Ein paar Tausend Jahre institutionalisierte Menstruations-Verachtung lassen sich nicht so schnell abschütteln. Aber es geht voran. 2015 lief die damals 26-jährige Kiran Gandhi einen Marathon und gab einen Scheiß drauf, dass sie sich die Hose dabei vollblutete. Letztes Jahr wurde die Stockholmer U-Bahn mit Illustrationen der Künstlerin Liv Strömquist plakatiert, die unter anderem menstruierende Frauen zeigen. Und als irgendwelche Dummchen auf Instagram die #pantychallenge ins Leben riefen, die nur für diejenigen als bestanden galt, deren Schlüpfer nach einem langen Tag nicht ein Tröpfchen Ausfluss zierte, rückte das Netz ihnen schnell die Köpfchen zurecht. Auch die Ärztinnen Nina Brochmann und Ellen Støkken Dahl schreiben in ihrem Buch Viva la Vagina! Alles über das weibliche Geschlecht: „Der Zweck von Ausfluss besteht darin, die Vagina sauber zu halten und unerwünschte Gäste wie Bakterien und Pilze samt abgestorbenen Zellen der Schleimhautoberfläche hinauszuspülen. […] Kurzum: Ausfluss hält den Intimbereich gesund.“

Das spezielle Odeur von Sperma zweifelt ja auch keiner an

Und ja, auch der gesunde Intimbereich riecht. Nicht nach Fisch, sondern leicht säuerlich. Das liegt an den Milchsäurebakterien, die im Ausfluss enthalten sind. Über den Tag kommen noch Schweiß und vielleicht ein paar Pipitröpfchen dazu, was den Geruch natürlich intensiviert (und beim Penis übrigens das gleiche Spiel ist). Auch Menstruationsblut ist nicht geruchslos. Aber ebenso wie niemand ernsthaft das spezielle Odeur von Sperma anzweifelt, könnten wir uns (und dazu gleich alle anderen) mit dem weiblichen „Reproduktionsgeruch“ ruhig mal aussöhnen.
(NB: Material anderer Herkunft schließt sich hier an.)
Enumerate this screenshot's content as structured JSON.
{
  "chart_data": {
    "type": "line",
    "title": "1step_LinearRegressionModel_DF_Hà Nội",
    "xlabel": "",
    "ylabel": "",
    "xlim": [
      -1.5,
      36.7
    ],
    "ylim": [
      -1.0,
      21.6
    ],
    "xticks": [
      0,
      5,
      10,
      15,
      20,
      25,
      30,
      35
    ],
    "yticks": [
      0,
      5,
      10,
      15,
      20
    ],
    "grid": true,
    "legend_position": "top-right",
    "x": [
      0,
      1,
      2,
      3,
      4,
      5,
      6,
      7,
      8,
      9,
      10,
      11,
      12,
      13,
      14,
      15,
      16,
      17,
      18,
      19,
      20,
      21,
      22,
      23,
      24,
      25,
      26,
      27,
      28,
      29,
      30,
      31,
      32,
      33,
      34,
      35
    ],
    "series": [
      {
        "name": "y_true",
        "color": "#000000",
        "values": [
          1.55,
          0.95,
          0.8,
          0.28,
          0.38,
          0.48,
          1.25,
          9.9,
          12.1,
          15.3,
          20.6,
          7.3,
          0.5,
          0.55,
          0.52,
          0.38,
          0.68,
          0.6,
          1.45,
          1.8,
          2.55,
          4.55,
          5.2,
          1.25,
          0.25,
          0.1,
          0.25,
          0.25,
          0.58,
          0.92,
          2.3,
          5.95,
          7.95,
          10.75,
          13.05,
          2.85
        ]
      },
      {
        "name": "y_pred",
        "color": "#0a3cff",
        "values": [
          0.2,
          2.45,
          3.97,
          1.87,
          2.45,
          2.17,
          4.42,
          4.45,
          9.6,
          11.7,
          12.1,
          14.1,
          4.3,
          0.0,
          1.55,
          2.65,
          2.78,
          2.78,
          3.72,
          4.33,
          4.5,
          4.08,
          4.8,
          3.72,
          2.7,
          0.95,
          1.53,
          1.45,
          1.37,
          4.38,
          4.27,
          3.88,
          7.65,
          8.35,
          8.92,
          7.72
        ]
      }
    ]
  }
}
Auch das weibliche „Spritzen“ löste lange Zeit Befremdung aus – bei Frauen wie Männern. Bis zum 17. Jahrhundert in der Literatur ausführlich beschrieben, war die Ejakulation der Frau danach bis in die achtziger Jahre wie ausgelöscht. Flüssigkeiten während des Geschlechtsverkehrs abzusondern war ja auch eindeutig Männersache. Forscher sind sich bis heute nicht einig, woraus die Ejakulationsflüssigkeit denn nun bestehe, und ob es gar unterschiedliche Versionen von ihr gibt. Klar ist: Es handelt sich hierbei nicht eindeutig um Urin (zumindest nicht ausschließlich). Und dann gab es doch noch eine Art Rehabilitation: Durch den Hype in Pornos ist „Squirting“ in den letzten Jahren dann doch fast salonfähig geworden. Außer in Großbritannien. Da ist Spritzen in Pornos tatsächlich verboten, weil hochgradig obszön. Doch zumindest hierzulande werden die meisten jungen Frauen und ihre Partner wissen, was los ist, wenn es mal wieder feuchter wird beim Orgasmus oder kurz davor. Wer hätte gedacht, dass Pornos auch mal zu irgendetwas gut sein werden?